Si une pièce montée "d'après" Molière n'est pas rare, un texte créé par intelligence artificielle, tel qu'il "aurait pu" l'écrire, l'est bien davantage. Pendant plus de deux ans, une équipe d'artistes et de chercheurs de la Sorbonne s'est attelée à faire émerger, grâce à l'IA, une pièce inédite (puisque jamais écrite) de l'illustre homme de théâtre : l'Astrologue ou les Faux Présages, montrée de jeudi à dimanche au théâtre de la Cité internationale à Paris.

Dès ses débuts, le projet intitulé "Molière ex machina", motivé par l'envie de mieux connaître la langue et les marottes de maître Poquelin, a reçu la bénédiction de l'historien Georges Forestier, spécialiste du Grand Siècle. Pour faire écrire cette pièce, personne n'a rédigé une seule ligne de sa main : l'algorithme a été nourri de références du domaine public dont la dramaturgie de Molière dans son intégralité mais aussi des ouvrages dramatiques, philosophiques ou scientifiques de l'époque.

Quelle différence, alors, avec un collégien pris d'une flémingite aiguë au moment de composer un récit d'invention à la manière de l'illustre homme de théâtre ? Les porteurs du projet assurent, en tout cas, que les gains de temps n'en sont pas puisque chaque scène peut demander jusqu'à 400 itérations. "S'il est très facile de faire quelque chose de médiocre avec l'intelligence artificielle, faire quelque chose de très bon avec est très long", souligne Pierre-Marie Chauvin, le vice-président Arts, sciences, culture et société de Sorbonne Université, dont dépend l'école-atelier théâtre Molière Sorbonne qui porte cette création.

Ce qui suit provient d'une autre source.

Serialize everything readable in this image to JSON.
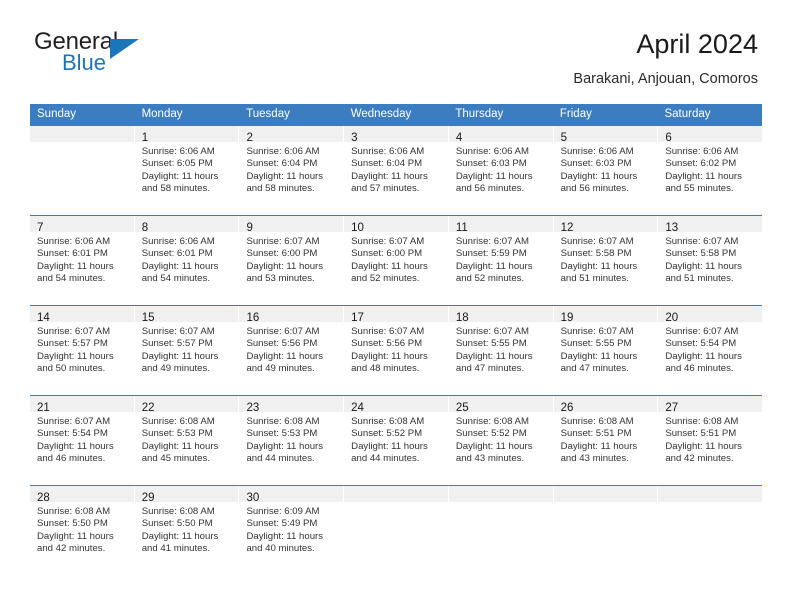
{
  "brand": {
    "name_part1": "General",
    "name_part2": "Blue",
    "accent_color": "#1b75bb"
  },
  "header": {
    "title": "April 2024",
    "subtitle": "Barakani, Anjouan, Comoros"
  },
  "calendar": {
    "header_bg": "#3b7dc0",
    "daynum_band_bg": "#f0f0f0",
    "weekday_headers": [
      "Sunday",
      "Monday",
      "Tuesday",
      "Wednesday",
      "Thursday",
      "Friday",
      "Saturday"
    ],
    "weeks": [
      [
        {
          "day": "",
          "sunrise": "",
          "sunset": "",
          "daylight_line1": "",
          "daylight_line2": ""
        },
        {
          "day": "1",
          "sunrise": "Sunrise: 6:06 AM",
          "sunset": "Sunset: 6:05 PM",
          "daylight_line1": "Daylight: 11 hours",
          "daylight_line2": "and 58 minutes."
        },
        {
          "day": "2",
          "sunrise": "Sunrise: 6:06 AM",
          "sunset": "Sunset: 6:04 PM",
          "daylight_line1": "Daylight: 11 hours",
          "daylight_line2": "and 58 minutes."
        },
        {
          "day": "3",
          "sunrise": "Sunrise: 6:06 AM",
          "sunset": "Sunset: 6:04 PM",
          "daylight_line1": "Daylight: 11 hours",
          "daylight_line2": "and 57 minutes."
        },
        {
          "day": "4",
          "sunrise": "Sunrise: 6:06 AM",
          "sunset": "Sunset: 6:03 PM",
          "daylight_line1": "Daylight: 11 hours",
          "daylight_line2": "and 56 minutes."
        },
        {
          "day": "5",
          "sunrise": "Sunrise: 6:06 AM",
          "sunset": "Sunset: 6:03 PM",
          "daylight_line1": "Daylight: 11 hours",
          "daylight_line2": "and 56 minutes."
        },
        {
          "day": "6",
          "sunrise": "Sunrise: 6:06 AM",
          "sunset": "Sunset: 6:02 PM",
          "daylight_line1": "Daylight: 11 hours",
          "daylight_line2": "and 55 minutes."
        }
      ],
      [
        {
          "day": "7",
          "sunrise": "Sunrise: 6:06 AM",
          "sunset": "Sunset: 6:01 PM",
          "daylight_line1": "Daylight: 11 hours",
          "daylight_line2": "and 54 minutes."
        },
        {
          "day": "8",
          "sunrise": "Sunrise: 6:06 AM",
          "sunset": "Sunset: 6:01 PM",
          "daylight_line1": "Daylight: 11 hours",
          "daylight_line2": "and 54 minutes."
        },
        {
          "day": "9",
          "sunrise": "Sunrise: 6:07 AM",
          "sunset": "Sunset: 6:00 PM",
          "daylight_line1": "Daylight: 11 hours",
          "daylight_line2": "and 53 minutes."
        },
        {
          "day": "10",
          "sunrise": "Sunrise: 6:07 AM",
          "sunset": "Sunset: 6:00 PM",
          "daylight_line1": "Daylight: 11 hours",
          "daylight_line2": "and 52 minutes."
        },
        {
          "day": "11",
          "sunrise": "Sunrise: 6:07 AM",
          "sunset": "Sunset: 5:59 PM",
          "daylight_line1": "Daylight: 11 hours",
          "daylight_line2": "and 52 minutes."
        },
        {
          "day": "12",
          "sunrise": "Sunrise: 6:07 AM",
          "sunset": "Sunset: 5:58 PM",
          "daylight_line1": "Daylight: 11 hours",
          "daylight_line2": "and 51 minutes."
        },
        {
          "day": "13",
          "sunrise": "Sunrise: 6:07 AM",
          "sunset": "Sunset: 5:58 PM",
          "daylight_line1": "Daylight: 11 hours",
          "daylight_line2": "and 51 minutes."
        }
      ],
      [
        {
          "day": "14",
          "sunrise": "Sunrise: 6:07 AM",
          "sunset": "Sunset: 5:57 PM",
          "daylight_line1": "Daylight: 11 hours",
          "daylight_line2": "and 50 minutes."
        },
        {
          "day": "15",
          "sunrise": "Sunrise: 6:07 AM",
          "sunset": "Sunset: 5:57 PM",
          "daylight_line1": "Daylight: 11 hours",
          "daylight_line2": "and 49 minutes."
        },
        {
          "day": "16",
          "sunrise": "Sunrise: 6:07 AM",
          "sunset": "Sunset: 5:56 PM",
          "daylight_line1": "Daylight: 11 hours",
          "daylight_line2": "and 49 minutes."
        },
        {
          "day": "17",
          "sunrise": "Sunrise: 6:07 AM",
          "sunset": "Sunset: 5:56 PM",
          "daylight_line1": "Daylight: 11 hours",
          "daylight_line2": "and 48 minutes."
        },
        {
          "day": "18",
          "sunrise": "Sunrise: 6:07 AM",
          "sunset": "Sunset: 5:55 PM",
          "daylight_line1": "Daylight: 11 hours",
          "daylight_line2": "and 47 minutes."
        },
        {
          "day": "19",
          "sunrise": "Sunrise: 6:07 AM",
          "sunset": "Sunset: 5:55 PM",
          "daylight_line1": "Daylight: 11 hours",
          "daylight_line2": "and 47 minutes."
        },
        {
          "day": "20",
          "sunrise": "Sunrise: 6:07 AM",
          "sunset": "Sunset: 5:54 PM",
          "daylight_line1": "Daylight: 11 hours",
          "daylight_line2": "and 46 minutes."
        }
      ],
      [
        {
          "day": "21",
          "sunrise": "Sunrise: 6:07 AM",
          "sunset": "Sunset: 5:54 PM",
          "daylight_line1": "Daylight: 11 hours",
          "daylight_line2": "and 46 minutes."
        },
        {
          "day": "22",
          "sunrise": "Sunrise: 6:08 AM",
          "sunset": "Sunset: 5:53 PM",
          "daylight_line1": "Daylight: 11 hours",
          "daylight_line2": "and 45 minutes."
        },
        {
          "day": "23",
          "sunrise": "Sunrise: 6:08 AM",
          "sunset": "Sunset: 5:53 PM",
          "daylight_line1": "Daylight: 11 hours",
          "daylight_line2": "and 44 minutes."
        },
        {
          "day": "24",
          "sunrise": "Sunrise: 6:08 AM",
          "sunset": "Sunset: 5:52 PM",
          "daylight_line1": "Daylight: 11 hours",
          "daylight_line2": "and 44 minutes."
        },
        {
          "day": "25",
          "sunrise": "Sunrise: 6:08 AM",
          "sunset": "Sunset: 5:52 PM",
          "daylight_line1": "Daylight: 11 hours",
          "daylight_line2": "and 43 minutes."
        },
        {
          "day": "26",
          "sunrise": "Sunrise: 6:08 AM",
          "sunset": "Sunset: 5:51 PM",
          "daylight_line1": "Daylight: 11 hours",
          "daylight_line2": "and 43 minutes."
        },
        {
          "day": "27",
          "sunrise": "Sunrise: 6:08 AM",
          "sunset": "Sunset: 5:51 PM",
          "daylight_line1": "Daylight: 11 hours",
          "daylight_line2": "and 42 minutes."
        }
      ],
      [
        {
          "day": "28",
          "sunrise": "Sunrise: 6:08 AM",
          "sunset": "Sunset: 5:50 PM",
          "daylight_line1": "Daylight: 11 hours",
          "daylight_line2": "and 42 minutes."
        },
        {
          "day": "29",
          "sunrise": "Sunrise: 6:08 AM",
          "sunset": "Sunset: 5:50 PM",
          "daylight_line1": "Daylight: 11 hours",
          "daylight_line2": "and 41 minutes."
        },
        {
          "day": "30",
          "sunrise": "Sunrise: 6:09 AM",
          "sunset": "Sunset: 5:49 PM",
          "daylight_line1": "Daylight: 11 hours",
          "daylight_line2": "and 40 minutes."
        },
        {
          "day": "",
          "sunrise": "",
          "sunset": "",
          "daylight_line1": "",
          "daylight_line2": ""
        },
        {
          "day": "",
          "sunrise": "",
          "sunset": "",
          "daylight_line1": "",
          "daylight_line2": ""
        },
        {
          "day": "",
          "sunrise": "",
          "sunset": "",
          "daylight_line1": "",
          "daylight_line2": ""
        },
        {
          "day": "",
          "sunrise": "",
          "sunset": "",
          "daylight_line1": "",
          "daylight_line2": ""
        }
      ]
    ]
  }
}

Début janvier, lors d'une conférence au Cent-Quatre autour de la pièce, un spectateur demandait à raison qui en serait l'auteur. "Pas vraiment Molière", lui a-t-on répondu… Un flou artistique cultivé du fait de la débauche de personnes impliquées : jusqu'à une trentaine de cerveaux, dont des linguistes et des spécialistes du XVIIe siècle sollicités pour traquer les incohérences ou hallucinations de l'IA. Pour Gauthier Vernier, membre du collectif Obvious de création assistée par IA, engagé dans l'aventure en tant que coécrivant, l'intelligence artificielle s'imposait comme "le seul outil qui permet de faire de la création collective aussi simplement", en éclatant la paternité de l'œuvre dans une conversation avec le robot. Mistral a donc soufflé la fable que voici : Géronte, un vieux barbon, est mené à la baguette par Pseudoramus, astrologue de pacotille qui le convainc de marier sa fille Lucile au perruquier M. Merville, alors que la jeune fille est éprise de Cléonte. Les deux amoureux pourront compter sur Dorine, la servante pleine d'esprit, pour œuvrer à leur réunion. [...]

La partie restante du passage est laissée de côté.